Er brach kurz ab. Die Fülle seiner Bewegung schien ihm plötzlich die Fähigkeit der Rede zu rauben. Jede Muskel im ganzen Körper jenes strengen, trüben Mannes bebte bei den unsterblichen Eingebungen seiner Seele. Es lag fast etwas Weibliches in seiner gänzlichen Hingebung an den Einfluß einer einzigen Empfindung. Selbst der rauhe, verzweifelte Gutsbesitzer fühlte Ehrfurcht vor dem Enthusiasmus des Wesens vor ihm und vergaß das ihm widerfahrene Unrecht, trotz seiner Furchtbarkeit, und sein Elend, so drückend es auch war, als er in das Gesicht seines Gefährten blickte.

Einige Minuten lang sprach Keiner von den Männern weiter ein Wort. Bald beschwichtigte jedoch der, welcher zuletzt gesprochen, seine Aufregung mit der Selbstbeherrschung eines Mannes, der gewohnt ist, die Bewegung, welche er nicht ersticken kann, zu unterdrücken, trat auf den Gutsbesitzer zu und ergriff trübe dessen Hand.

»Ich sehe, Probus, daß ich Dich überrascht habe,« sagte er, »aber die Kirche ist der einzige Gegenstand, über welchen ich keine Zurückhaltung besitze. In allen anderen Dingen habe ich die Hitze meiner frühem Jahre besiegt, in diesem muß ich immer noch mit meinem ungeberdigen Herzen kämpfen. Wenn ich auf die Betrügereien, welche um uns aufgeführt werden, blicke, wenn ich eine lügnerische Priesterschaft, ein getäuschtes Volk, eine befleckte Religion sehe, dann gestehe ich, daß die Entrüstung meine Geduld überwältigt, und ich da, wo ich nur zu verbessern hossen sollte, zu vernichten glühe.«

»Ich weiß, daß Deine Einbildungskraft stets höchst lebhaft war; als ich Dich aber das letzte Mal sah, war Dein Enthusiasmus der der Liebe, Dein Weib —«

»Frieden! sie hat mich betrogen.«

»Dein Kind —«

»Lebt bei mir in Rom.«

»Ich erinnere mich ihrer aus ihrer frühesten Jugend, als ich vor vierzehn Jahren Dein Nachbar in Gallien war. Bei meiner Abreise aus der Provinz warst Du so eben von einer Reise nach Italien zurückgekehrt und ohne Erfolg in Deinen Versuchen gewesen, dort eine Spur von Deinen Eltern oder dem älteren Bruder zu entdecken, dessen Abwesenheit von Dir Du beständig zu beklagen pflegtest.

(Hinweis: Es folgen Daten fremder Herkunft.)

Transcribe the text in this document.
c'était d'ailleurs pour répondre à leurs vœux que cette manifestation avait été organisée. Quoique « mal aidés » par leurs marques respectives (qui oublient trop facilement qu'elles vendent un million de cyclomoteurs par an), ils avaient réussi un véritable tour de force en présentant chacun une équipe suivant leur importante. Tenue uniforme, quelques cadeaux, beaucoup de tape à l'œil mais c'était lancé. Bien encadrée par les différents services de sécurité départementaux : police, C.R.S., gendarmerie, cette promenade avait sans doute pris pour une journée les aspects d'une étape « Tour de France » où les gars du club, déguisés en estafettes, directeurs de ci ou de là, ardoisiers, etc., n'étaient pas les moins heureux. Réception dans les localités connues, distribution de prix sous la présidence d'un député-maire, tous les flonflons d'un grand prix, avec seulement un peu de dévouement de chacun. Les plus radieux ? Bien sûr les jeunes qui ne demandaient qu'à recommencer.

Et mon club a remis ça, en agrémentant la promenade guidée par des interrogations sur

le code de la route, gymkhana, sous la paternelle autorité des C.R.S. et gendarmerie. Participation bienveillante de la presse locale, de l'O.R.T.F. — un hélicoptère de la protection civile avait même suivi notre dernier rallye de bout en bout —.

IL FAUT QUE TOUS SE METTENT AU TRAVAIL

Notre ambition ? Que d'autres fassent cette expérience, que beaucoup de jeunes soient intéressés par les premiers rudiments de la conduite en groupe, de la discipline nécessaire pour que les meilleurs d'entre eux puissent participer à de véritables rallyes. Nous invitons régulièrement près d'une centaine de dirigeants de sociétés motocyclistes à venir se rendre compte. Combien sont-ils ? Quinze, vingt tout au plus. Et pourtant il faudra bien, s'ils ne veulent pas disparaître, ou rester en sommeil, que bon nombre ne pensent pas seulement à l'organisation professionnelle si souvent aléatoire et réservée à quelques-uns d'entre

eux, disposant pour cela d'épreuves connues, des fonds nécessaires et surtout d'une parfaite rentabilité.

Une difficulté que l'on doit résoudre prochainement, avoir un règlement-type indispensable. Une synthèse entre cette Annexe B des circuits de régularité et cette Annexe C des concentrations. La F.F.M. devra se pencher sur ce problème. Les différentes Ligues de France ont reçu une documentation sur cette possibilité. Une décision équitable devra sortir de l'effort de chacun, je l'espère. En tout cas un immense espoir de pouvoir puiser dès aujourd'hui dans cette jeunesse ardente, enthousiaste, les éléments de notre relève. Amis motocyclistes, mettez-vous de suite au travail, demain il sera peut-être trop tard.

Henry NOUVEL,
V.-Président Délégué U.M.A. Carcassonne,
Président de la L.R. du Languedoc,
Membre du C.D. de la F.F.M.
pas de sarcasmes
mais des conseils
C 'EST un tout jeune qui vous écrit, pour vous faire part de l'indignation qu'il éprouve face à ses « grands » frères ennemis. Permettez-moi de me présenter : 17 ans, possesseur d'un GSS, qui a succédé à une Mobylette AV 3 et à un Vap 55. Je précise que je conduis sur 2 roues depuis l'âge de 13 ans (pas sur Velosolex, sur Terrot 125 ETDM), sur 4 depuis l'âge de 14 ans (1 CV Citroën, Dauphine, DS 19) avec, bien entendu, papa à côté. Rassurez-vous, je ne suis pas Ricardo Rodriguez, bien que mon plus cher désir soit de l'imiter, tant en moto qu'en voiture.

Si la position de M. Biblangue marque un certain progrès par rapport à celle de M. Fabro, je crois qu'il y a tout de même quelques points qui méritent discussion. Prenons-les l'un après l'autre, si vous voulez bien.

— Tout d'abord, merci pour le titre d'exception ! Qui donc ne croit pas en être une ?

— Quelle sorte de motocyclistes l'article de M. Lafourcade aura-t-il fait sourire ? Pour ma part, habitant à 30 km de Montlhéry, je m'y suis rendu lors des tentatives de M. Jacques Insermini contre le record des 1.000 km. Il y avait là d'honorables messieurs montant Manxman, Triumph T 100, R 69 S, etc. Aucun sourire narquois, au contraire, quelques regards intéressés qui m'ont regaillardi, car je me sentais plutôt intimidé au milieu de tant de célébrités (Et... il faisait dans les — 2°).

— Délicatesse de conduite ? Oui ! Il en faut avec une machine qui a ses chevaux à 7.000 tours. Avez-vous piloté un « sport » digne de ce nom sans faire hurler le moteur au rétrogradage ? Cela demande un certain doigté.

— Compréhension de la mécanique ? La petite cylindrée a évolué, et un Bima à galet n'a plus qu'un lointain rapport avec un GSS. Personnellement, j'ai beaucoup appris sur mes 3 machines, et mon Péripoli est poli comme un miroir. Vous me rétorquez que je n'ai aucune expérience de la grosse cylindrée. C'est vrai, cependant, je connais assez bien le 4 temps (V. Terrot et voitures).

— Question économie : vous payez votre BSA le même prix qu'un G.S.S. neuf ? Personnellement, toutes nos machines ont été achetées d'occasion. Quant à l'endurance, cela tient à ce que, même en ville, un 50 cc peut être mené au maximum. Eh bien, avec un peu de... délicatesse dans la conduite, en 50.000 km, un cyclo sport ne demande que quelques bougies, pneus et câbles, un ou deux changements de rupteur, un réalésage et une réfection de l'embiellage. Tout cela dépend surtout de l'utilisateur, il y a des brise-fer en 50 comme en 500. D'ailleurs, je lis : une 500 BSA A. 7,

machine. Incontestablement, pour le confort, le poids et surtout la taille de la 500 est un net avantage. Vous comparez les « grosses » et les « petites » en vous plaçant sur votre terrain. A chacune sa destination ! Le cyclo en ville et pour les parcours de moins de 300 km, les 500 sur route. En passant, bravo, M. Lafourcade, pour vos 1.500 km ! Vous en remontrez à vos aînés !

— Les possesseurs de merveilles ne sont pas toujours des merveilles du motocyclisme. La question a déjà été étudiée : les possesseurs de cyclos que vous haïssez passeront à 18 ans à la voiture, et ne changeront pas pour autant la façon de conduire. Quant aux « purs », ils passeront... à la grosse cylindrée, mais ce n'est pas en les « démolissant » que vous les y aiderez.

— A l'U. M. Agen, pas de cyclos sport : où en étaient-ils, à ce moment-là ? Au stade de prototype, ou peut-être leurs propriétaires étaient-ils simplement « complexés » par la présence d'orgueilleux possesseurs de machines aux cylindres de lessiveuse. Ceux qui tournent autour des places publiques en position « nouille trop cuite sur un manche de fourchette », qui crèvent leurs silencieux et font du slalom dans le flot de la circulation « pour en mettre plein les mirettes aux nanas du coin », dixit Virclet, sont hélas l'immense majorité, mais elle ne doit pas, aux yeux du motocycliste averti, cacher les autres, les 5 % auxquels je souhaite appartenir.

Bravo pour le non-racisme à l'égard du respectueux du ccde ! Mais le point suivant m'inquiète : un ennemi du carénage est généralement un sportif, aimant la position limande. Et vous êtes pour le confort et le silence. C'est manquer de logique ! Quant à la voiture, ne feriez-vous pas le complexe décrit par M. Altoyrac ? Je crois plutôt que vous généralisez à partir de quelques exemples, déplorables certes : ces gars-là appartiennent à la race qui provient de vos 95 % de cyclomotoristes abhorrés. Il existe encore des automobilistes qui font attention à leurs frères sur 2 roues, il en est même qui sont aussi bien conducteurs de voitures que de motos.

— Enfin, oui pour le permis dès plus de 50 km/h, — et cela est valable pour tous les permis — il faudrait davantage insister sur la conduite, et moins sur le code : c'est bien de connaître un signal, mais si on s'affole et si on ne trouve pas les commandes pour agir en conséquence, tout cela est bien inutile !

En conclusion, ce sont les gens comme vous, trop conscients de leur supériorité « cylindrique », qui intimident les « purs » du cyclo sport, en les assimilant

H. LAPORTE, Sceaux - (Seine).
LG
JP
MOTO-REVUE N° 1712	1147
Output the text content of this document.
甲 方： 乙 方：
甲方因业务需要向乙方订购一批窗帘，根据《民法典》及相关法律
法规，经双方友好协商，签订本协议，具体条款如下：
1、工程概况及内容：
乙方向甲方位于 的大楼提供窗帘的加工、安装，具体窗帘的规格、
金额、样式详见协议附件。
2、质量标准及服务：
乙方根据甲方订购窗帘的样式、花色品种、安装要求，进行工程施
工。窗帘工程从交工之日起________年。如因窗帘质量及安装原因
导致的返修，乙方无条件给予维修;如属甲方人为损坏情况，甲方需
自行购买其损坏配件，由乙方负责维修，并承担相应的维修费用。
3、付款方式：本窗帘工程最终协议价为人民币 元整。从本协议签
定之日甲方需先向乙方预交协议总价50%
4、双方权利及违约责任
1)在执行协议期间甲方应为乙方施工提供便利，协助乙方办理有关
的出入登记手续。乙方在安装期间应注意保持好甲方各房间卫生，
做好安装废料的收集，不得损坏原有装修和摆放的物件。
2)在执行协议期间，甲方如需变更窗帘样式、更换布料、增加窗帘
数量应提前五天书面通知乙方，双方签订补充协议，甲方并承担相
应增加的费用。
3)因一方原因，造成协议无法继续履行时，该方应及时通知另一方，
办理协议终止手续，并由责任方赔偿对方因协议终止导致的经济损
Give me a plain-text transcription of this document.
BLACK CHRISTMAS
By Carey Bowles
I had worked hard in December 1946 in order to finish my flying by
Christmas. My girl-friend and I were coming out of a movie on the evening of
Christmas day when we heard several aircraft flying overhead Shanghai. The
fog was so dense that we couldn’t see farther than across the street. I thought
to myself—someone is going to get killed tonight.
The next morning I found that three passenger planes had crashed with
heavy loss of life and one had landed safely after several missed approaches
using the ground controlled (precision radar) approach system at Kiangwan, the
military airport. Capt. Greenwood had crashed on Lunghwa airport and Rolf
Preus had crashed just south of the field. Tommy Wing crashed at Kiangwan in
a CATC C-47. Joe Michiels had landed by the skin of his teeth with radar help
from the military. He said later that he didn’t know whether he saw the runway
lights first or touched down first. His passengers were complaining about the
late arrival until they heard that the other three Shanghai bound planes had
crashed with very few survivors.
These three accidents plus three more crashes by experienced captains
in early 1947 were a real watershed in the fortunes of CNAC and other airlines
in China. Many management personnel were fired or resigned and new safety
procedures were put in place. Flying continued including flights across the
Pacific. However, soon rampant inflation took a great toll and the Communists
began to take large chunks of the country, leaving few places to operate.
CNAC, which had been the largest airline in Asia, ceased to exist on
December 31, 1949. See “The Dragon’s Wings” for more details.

Sage mir, hast Du seit jener Periode die Mitglieder Deines vormaligen Haushalts entdeckt? Bisher bist Du so damit beschäftigt gewesen, die Geschichte des mir widerfahrenen Unrechtes anzuhören, daß Du kaum von den Veränderungen gesprochen hast, welche seit unserer letzten Begegnung in Deinem Leben vorgegangen sind.«

»Wenn ich in Bezug auf mich gegen Dich geschwiegen habe, Probus, so ist es deshalb geschehen, weil der Rückblick für mich wenig Anziehendes besitzt. So lange es noch in meiner Macht stand, zu den Eltern zurückzukehren, die ich in meinen Knabenjahren verlassen hatte, dachte ich nicht an Reue, und jetzt, wo sie nur zu gewiß für mich verloren sind, ist meine Sehnsucht nach ihnen nutzlos. Von meinem Bruder, den ich in einem Augenblicke kindischer Eifersucht und Erzürnung verließ und für dessen Verzeihung und Liebe ich selbst meinen Ehrgeiz opfern würde, habe ich noch keine Spur zu entdecken vermocht. Die Entschädigung Derjenigen, welche ich in meinen frühem Jahren verletzt habe, ist ein den Gebeten meines Alters versagtes Vorrecht. Ich schied ungesegnet von meinen Eltern und meinem Bruder und fühle, daß ich dazu bestimmt bin, zu sterben, ohne ihren Segen und ihre Verzeihung erhalten zu haben. Mein Leben ist leichtsinnig, nutzlos, gottlos gewesen, von Raub und Gewaltthat zu Ueppigkeit und Trägheit übergegangen und hat mich zu der Heirath geführt, in welcher ich triumphirte, als ich Dich das letzte Mal sah, die aber, wie ich jetzt fühle, in ihren Beweggründen meiner eben so unwürdig, wie in ihren Resultaten war. Aber gesegnet, dreifach gesegnet sei jenes letzte Unglück meiner gottlosen Existenz, denn es öffnete meine Augen der Wahrheit – es machte mich zu einem Christen, während ich noch das Leben hatte. Damals war es, Probus, als ich mich verlassen und entehrt sah, allein geblieben, um der Hüter meines hülflosen Kindes zu sein, auf ewig aus einem Vaterhause, dem ich selbst entsagt, verbannt, daß ich ernstlich meine Missethaten bereute, daß ich Weisheit in dem Buche des Heils und Lebensregeln bei den Vätern der Kirche suchte.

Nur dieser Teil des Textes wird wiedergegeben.